According to one of his election models, a 90 per cent turnout rate for Le Pen voters on the second round, compared with 65 per cent for Macron, would give the far-right leader victory with 50.07 per cent.

Low turnout has already been a factor in other elections recently. Younger Britons, who were broadly against the UK leaving the EU, voted in slim numbers in last year’s Brexit referendum. The same was true for ethnical minorities in the US election voting for Hillary Clinton.

Léo Roussel, an agricultural worker from eastern France, is another who is unsure if he will support Mr Macron, even though he says he knows he should vote tactically to keep Ms Le Pen from power.

“I’m not saying Macron is a bad guy,” says the 42-year-old, who was attending a Paris rally to support his favoured candidate, far-left leader Jean-Luc Mélenchon. “But he’s a millionaire financier and I’m a leftwing farmer — I don’t think I could vote for him as a point of principle.”

In past elections, a so-called “Republican front” has developed, where France’s political left and right have, when necessary, systematically united to defeat the far-right.

When Jean-Marie Le Pen, Ms Len Pen’s father and FN founder, made it to the run-off in 2002, voters turned out in droves to defeat him, with turnout rates of 80 per cent.

Some believe a similar pact will form this year. “The FN is too controversial to rally enough voters to win in the second round,” says Sylvain Broyer, chief economist at Natixis.

But this Republican front has been fraying. Latest polls reveal that millions of voters from the traditional right and left of French politics are willing to cast their ballot for Ms Le Pen in the second round if their favoured candidate is eliminated.

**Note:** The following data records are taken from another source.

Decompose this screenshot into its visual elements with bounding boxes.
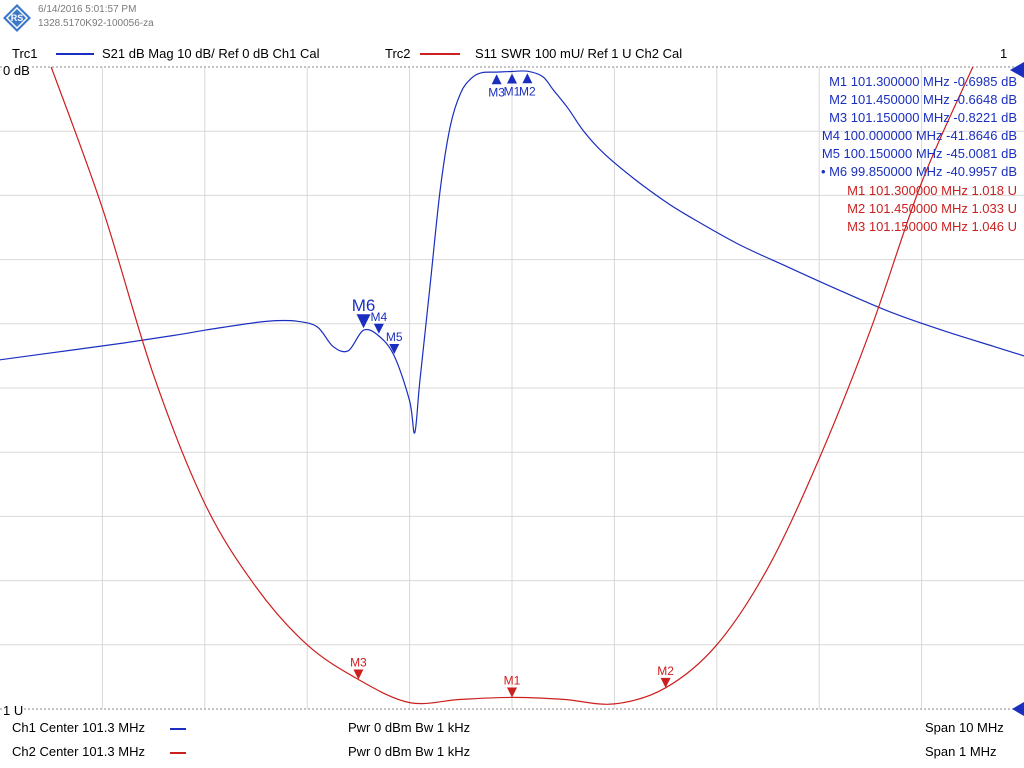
marker-readout-row[interactable]: M3 101.150000 MHz -0.8221 dB xyxy=(829,110,1017,125)
marker-label-m2: M2 xyxy=(519,84,536,98)
marker-readout-row[interactable]: M3 101.150000 MHz 1.046 U xyxy=(847,219,1017,234)
ch2-swatch xyxy=(170,752,186,754)
rohde-schwarz-logo-icon: RS xyxy=(3,4,31,32)
trace-s21 xyxy=(0,70,1024,434)
marker-readout-row[interactable]: M5 100.150000 MHz -45.0081 dB xyxy=(821,146,1017,161)
trc2-ref-arrow-icon xyxy=(1012,702,1024,716)
trc2-label[interactable]: Trc2 xyxy=(385,46,411,61)
ch1-center[interactable]: Ch1 Center 101.3 MHz xyxy=(12,720,145,735)
ch2-center[interactable]: Ch2 Center 101.3 MHz xyxy=(12,744,145,759)
svg-text:RS: RS xyxy=(11,13,24,23)
marker-label-m3: M3 xyxy=(350,655,367,669)
ch1-power-bw[interactable]: Pwr 0 dBm Bw 1 kHz xyxy=(348,720,471,735)
trc1-description[interactable]: S21 dB Mag 10 dB/ Ref 0 dB Ch1 Cal xyxy=(102,46,320,61)
marker-triangle-m2 xyxy=(660,677,671,688)
marker-label-m2: M2 xyxy=(657,664,674,678)
trace-s11 xyxy=(50,66,974,705)
marker-triangle-m2 xyxy=(522,73,533,84)
serial-number: 1328.5170K92-100056-za xyxy=(38,18,154,29)
marker-readout-row[interactable]: • M6 99.850000 MHz -40.9957 dB xyxy=(820,164,1017,179)
ch2-span[interactable]: Span 1 MHz xyxy=(925,744,997,759)
marker-triangle-m3 xyxy=(353,669,364,680)
ch2-power-bw[interactable]: Pwr 0 dBm Bw 1 kHz xyxy=(348,744,471,759)
trc1-ref-arrow-icon xyxy=(1010,62,1024,78)
trc2-swatch xyxy=(420,53,460,55)
marker-readout-row[interactable]: M1 101.300000 MHz -0.6985 dB xyxy=(829,74,1017,89)
trc2-description[interactable]: S11 SWR 100 mU/ Ref 1 U Ch2 Cal xyxy=(475,46,683,61)
trc1-label[interactable]: Trc1 xyxy=(12,46,38,61)
marker-label-m4: M4 xyxy=(371,310,388,324)
trc1-swatch xyxy=(56,53,94,55)
marker-triangle-m5 xyxy=(389,343,400,354)
ch1-swatch xyxy=(170,728,186,730)
ch1-span[interactable]: Span 10 MHz xyxy=(925,720,1004,735)
marker-label-m3: M3 xyxy=(488,85,505,99)
grid xyxy=(0,67,1024,709)
marker-readout-row[interactable]: M2 101.450000 MHz 1.033 U xyxy=(847,201,1017,216)
marker-triangle-m1 xyxy=(507,73,517,84)
marker-readout-row[interactable]: M1 101.300000 MHz 1.018 U xyxy=(847,183,1017,198)
ref-label-bottom: 1 U xyxy=(3,703,24,718)
marker-label-m6: M6 xyxy=(352,296,376,315)
marker-readout-row[interactable]: M2 101.450000 MHz -0.6648 dB xyxy=(829,92,1017,107)
marker-triangle-m4 xyxy=(373,323,384,334)
window-number: 1 xyxy=(1000,46,1008,61)
marker-label-m1: M1 xyxy=(504,84,521,98)
marker-triangle-m1 xyxy=(507,687,517,698)
ref-label-top: 0 dB xyxy=(3,63,30,78)
marker-readout-row[interactable]: M4 100.000000 MHz -41.8646 dB xyxy=(821,128,1017,143)
timestamp: 6/14/2016 5:01:57 PM xyxy=(38,4,137,15)
marker-triangle-m6 xyxy=(356,314,371,329)
marker-label-m5: M5 xyxy=(386,330,403,344)
marker-label-m1: M1 xyxy=(504,673,521,687)
marker-triangle-m3 xyxy=(491,74,502,85)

Such is the dislike for mainstream politics, even more are said to be planning to abstain.

Mélissandre Mallee, a 24-year-old friend of Ms Robin, says there will be little enthusiasm to vote in her social circle if the second round pits Mr Macron against Ms Le Pen.

“Macron is the same as all the other politicians who went to the same schools and eat at the same restaurants . . . Most of us will probably abstain if he is the only other choice to Le Pen.”